Continuous delivery for machine learning (CD4ML)
With an increased popularity of ML-based applications, and the technical complexity involved in building them, our teams rely heavily on continuous delivery for machine learning (CD4ML) to deliver such applications safely, quickly and in a sustainable manner. CD4ML is the discipline of bringing CD principles and practices to ML applications. It removes long cycle times between training models and deploying them to production. CD4ML removes manual handoffs between different teams, data engineers, data scientists and ML engineers in the end-to-end process of build and deployment of a model served by an application. Using CD4ML, our teams have successfully implemented the automated versioning, testing and deployment of all components of ML-based applications: data, model and code.
Continuous delivery for machine learning (CD4ML) models apply continuous delivery practices to developing machine learning models so that they are always ready for production. This technique addresses two main problems of traditional machine learning model development: long cycle time between training models and deploying them to production, which often includes manually converting the model to production-ready code; and using production models that had been trained with stale data.
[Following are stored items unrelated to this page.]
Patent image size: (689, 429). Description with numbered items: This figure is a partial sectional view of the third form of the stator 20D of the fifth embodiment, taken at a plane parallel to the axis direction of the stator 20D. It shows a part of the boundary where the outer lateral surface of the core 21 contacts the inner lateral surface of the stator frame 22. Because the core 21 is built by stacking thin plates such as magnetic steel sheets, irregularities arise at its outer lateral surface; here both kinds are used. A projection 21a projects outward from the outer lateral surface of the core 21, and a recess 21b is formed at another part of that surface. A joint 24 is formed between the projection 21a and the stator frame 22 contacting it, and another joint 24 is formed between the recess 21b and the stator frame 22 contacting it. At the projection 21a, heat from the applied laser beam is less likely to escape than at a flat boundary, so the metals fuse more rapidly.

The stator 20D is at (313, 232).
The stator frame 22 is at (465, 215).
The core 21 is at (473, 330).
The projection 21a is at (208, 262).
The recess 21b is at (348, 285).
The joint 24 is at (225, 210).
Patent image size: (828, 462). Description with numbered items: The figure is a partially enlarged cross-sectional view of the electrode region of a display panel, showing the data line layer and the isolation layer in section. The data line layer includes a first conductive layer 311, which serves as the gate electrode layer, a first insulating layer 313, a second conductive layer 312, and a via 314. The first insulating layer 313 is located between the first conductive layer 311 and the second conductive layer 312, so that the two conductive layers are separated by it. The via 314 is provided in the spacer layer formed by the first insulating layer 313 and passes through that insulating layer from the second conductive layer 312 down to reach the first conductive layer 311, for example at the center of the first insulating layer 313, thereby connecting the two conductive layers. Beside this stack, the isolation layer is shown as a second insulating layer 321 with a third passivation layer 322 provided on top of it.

A continuous delivery pipeline of a machine learning model has two triggers: (1) changes to the structure of the model and (2) changes to the training and test data sets. For this to work we need to both version the data sets and the model's source code. The pipeline often includes steps such as testing the model against the test data set, applying automatic conversion of the model (if necessary) with tools such as H2O, and deploying the model to production to deliver value.